ABC News' Hope Ditto and Teddy Davis report: Former Republican presidential candidate Ron Paul said Wednesday that former Sen. Phil Gramm, R-Texas, called him on Tuesday urging him to endorse Sen. John McCain, R-Ariz., sparking charges from Democrats that the former McCain adviser is still active on behalf of the Republican presidential nominee.
"I got a phone call yesterday and it was a bit of a surprise to me because their request was that I endorse John McCain. The argument was, 'he would do a little less harm than the other candidate,'" said Paul.
Despite Gramm's effort to convince the Texas congressman that McCain would keep taxes lower than Sen. Barack Obama, D-Ill., Paul turned down the offer to get on board.
"How could I support a candidate that doesn't support the positions that I've supported for 30 years?" asked Paul. "I would have to reject everything I believed in and worked for and voted for, and I said, 'it might diminish my credibility.'"
Jesse Benton, a Paul spokesman, elaborated on the decision not to endorse, telling ABC News, "It's all well and good to cut taxes and to keep taxes low. But if you don't address the spending -- and that includes the overseas spending on troops in 130 countries -- the tax issue is almost irrelevant."
Though Paul's refusal to endorse McCain is nothing new, the Democratic National Committee pounced on his remarks, which they saw as a sign that Gramm is continuing to help McCain after publicly disassociating himself.
Gramm, who advised McCain on economic issues, left the campaign on July 18 after telling The Washington Times that the United States had "become a nation of whiners." Democrats used the Gramm interview, in which he pointed out that the United States was not technically in a recession, to portray McCain as out of touch with economic anxiety.
"Who did John McCain task with securing Ron Paul's endorsement?" asked the DNC's Damien LaVera in a Wednesday e-mail to reporters. "Phil 'Nation of Whiners' Gramm."
Asked why Gramm called Paul if he is no longer supposed to be playing a role in the McCain campaign, Benton said, "Ron and Sen. Gramm have known each other for 20 years. He said, 'Ron, this is Phil. I'd like you to consider endorsing McCain. Here's why ... '
"It was Phil Gramm calling on behalf of Phil Gramm. He was not making an official call on behalf of McCain," said Benton in an explanation that is not likely to satisfy Democrats intent on reviving stories about the McCain-Gramm connection.
Beyond discussing the pro-McCain pitch he received from Gramm, Paul told reporters at the National Press Club on Wednesday that Americans should consider supporting a third-party candidate in the 2008 campaign. He did not, however, endorse a particular candidate.
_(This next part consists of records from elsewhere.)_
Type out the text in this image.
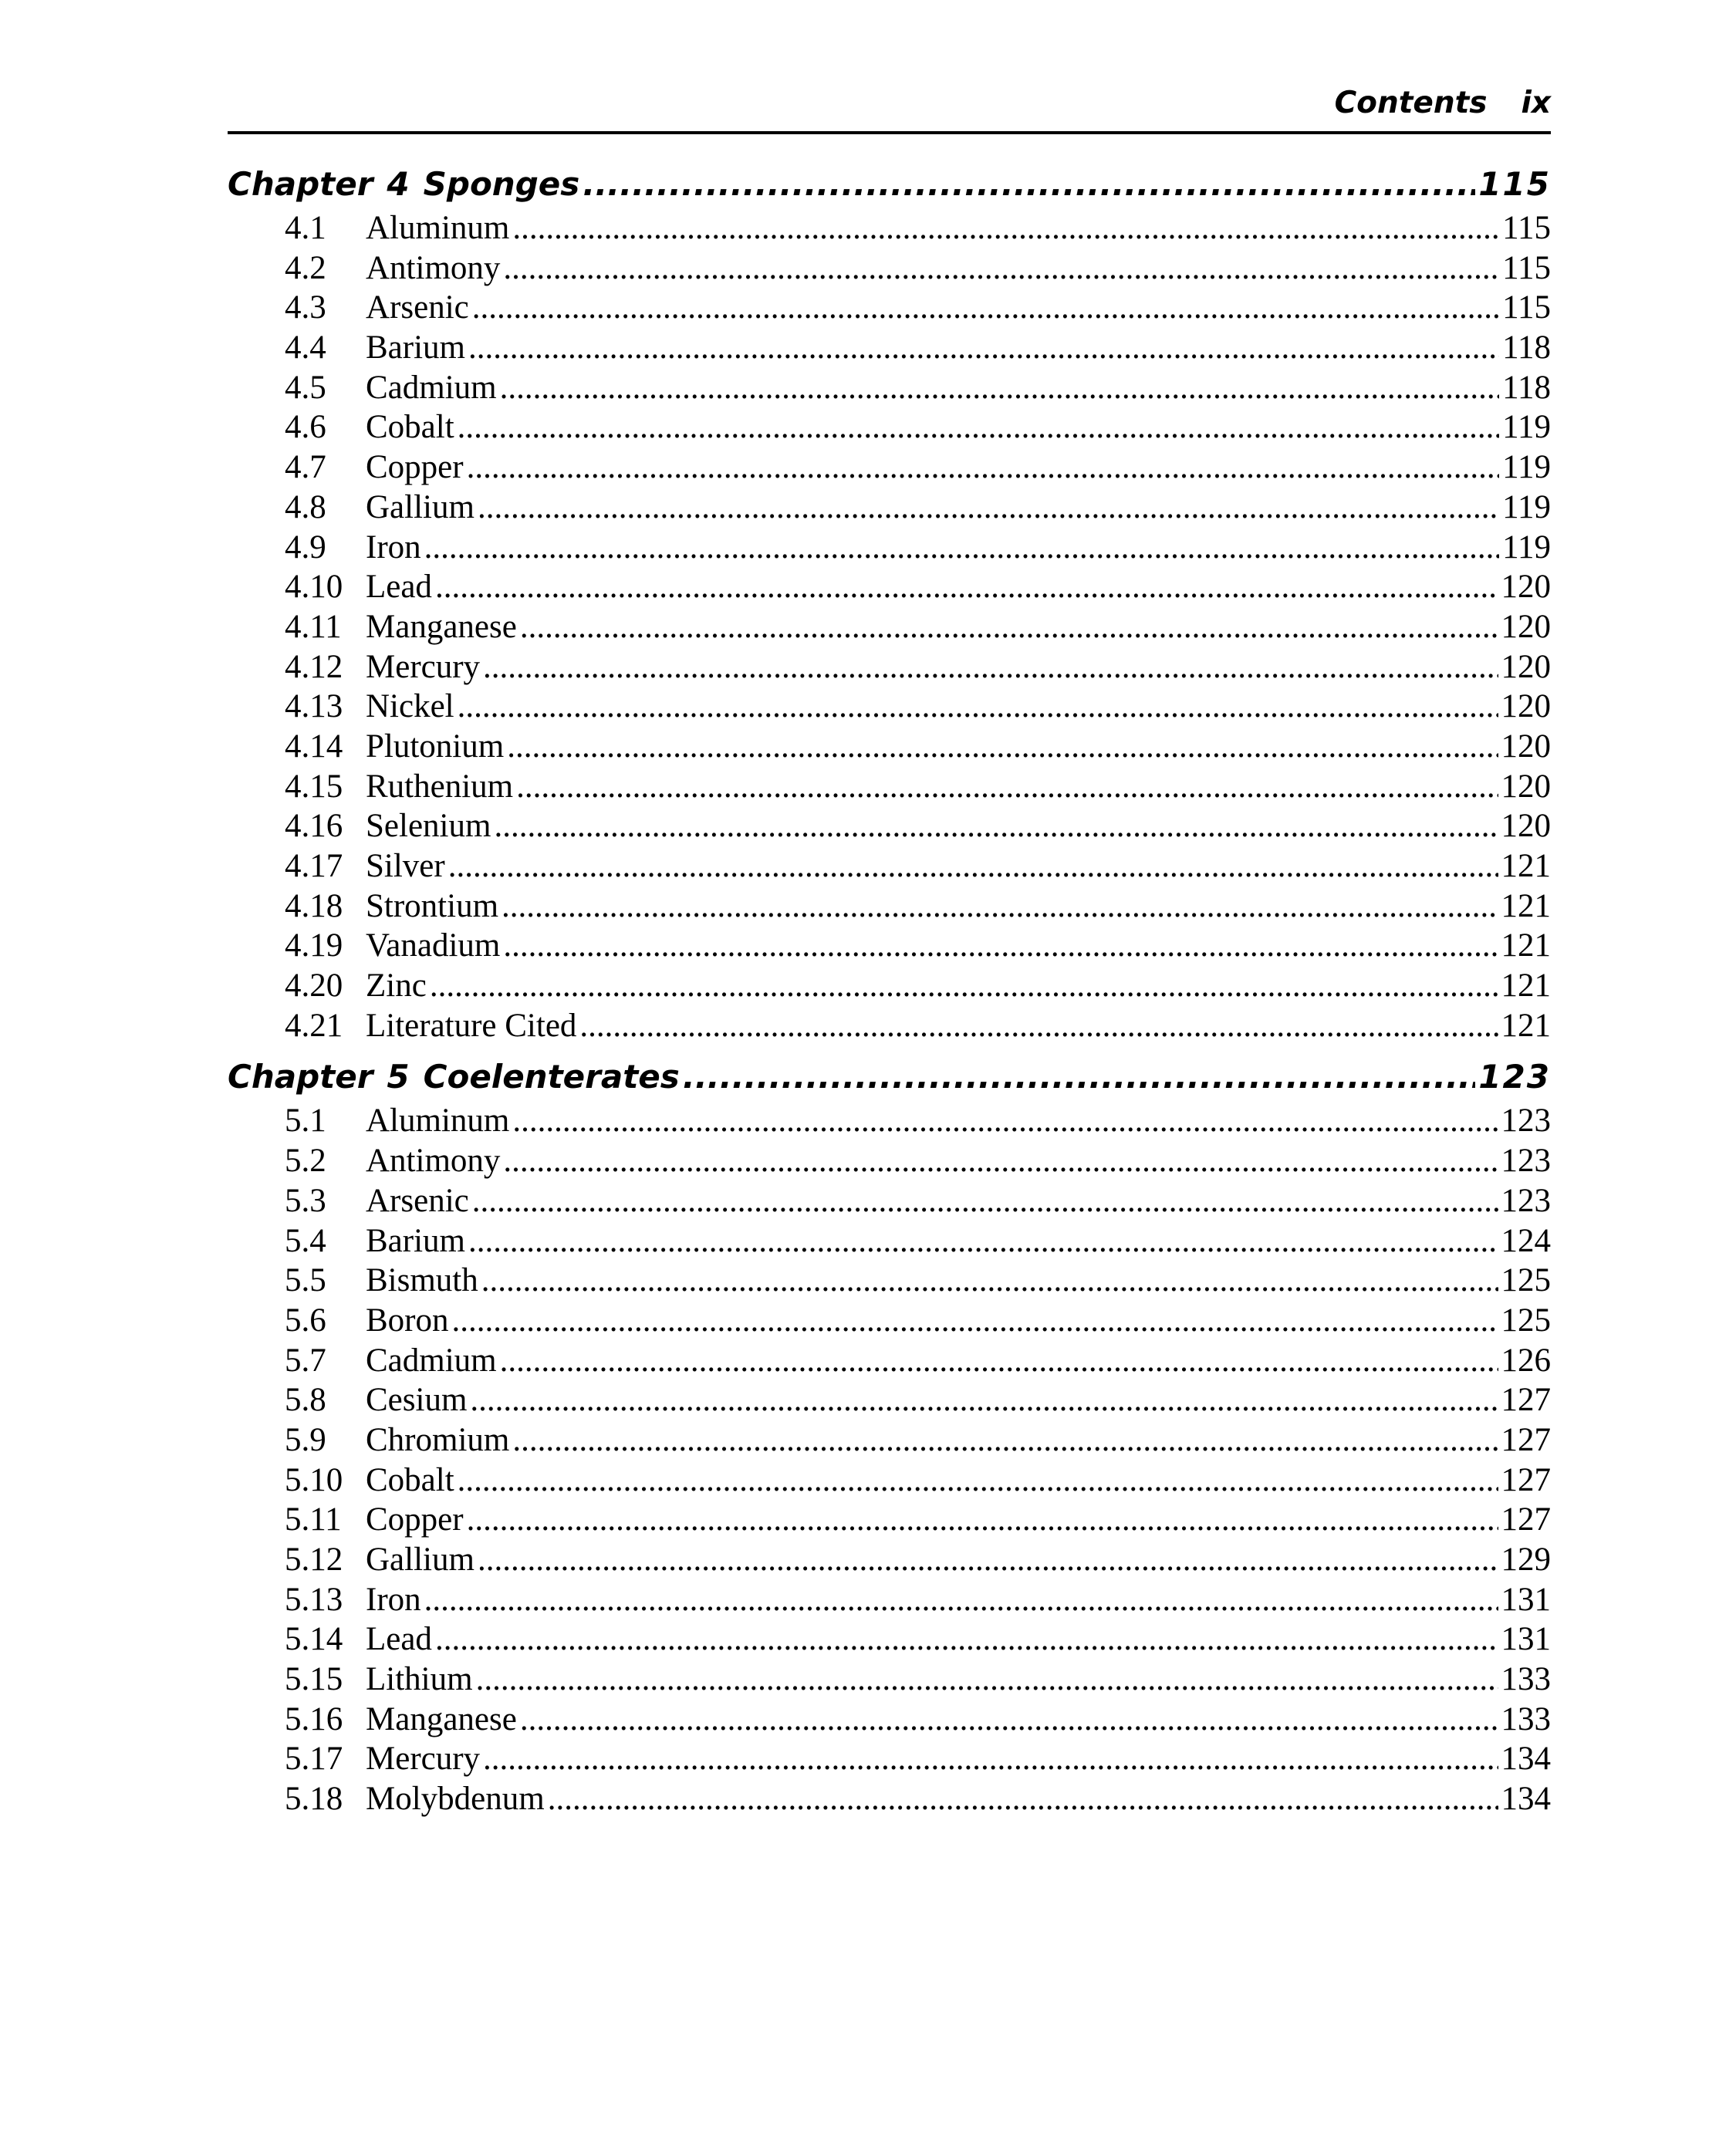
Contents ix
Chapter 4 Sponges .....	115
4.1	Aluminum .....	115
4.2	Antimony .....	115
4.3	Arsenic .....	115
4.4	Barium .....	118
4.5	Cadmium .....	118
4.6	Cobalt .....	119
4.7	Copper .....	119
4.8	Gallium .....	119
4.9	Iron .....	119
4.10 Lead .....	120
4.11 Manganese .....	120
4.12 Mercury .....	120
4.13 Nickel .....	120
4.14 Plutonium .....	120
4.15 Ruthenium .....	120
4.16 Selenium .....	120
4.17 Silver .....	121
4.18 Strontium .....	121
4.19 Vanadium .....	121
4.20 Zinc .....	121
4.21 Literature Cited .....	121
Chapter 5 Coelenterates .....	123
5.1	Aluminum .....	123
5.2	Antimony .....	123
5.3	Arsenic .....	123
5.4	Barium .....	124
5.5	Bismuth .....	125
5.6	Boron .....	125
5.7	Cadmium .....	126
5.8	Cesium .....	127
5.9	Chromium .....	127
5.10 Cobalt .....	127
5.11 Copper .....	127
5.12 Gallium .....	129
5.13 Iron .....	131
5.14 Lead .....	131
5.15 Lithium .....	133
5.16 Manganese .....	133
5.17 Mercury .....	134
5.18 Molybdenum .....	134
Paul also said that he is not considering a presidential bid as the candidate of the Reform Party. Though the Reform Party selected Paul as their candidate in Virginia, Paul said he is taking steps to remove his name from the ballot.
The Reform Party is planning to make a national presidential endorsement on Oct. 11 when it holds its national convention in New York, N.Y.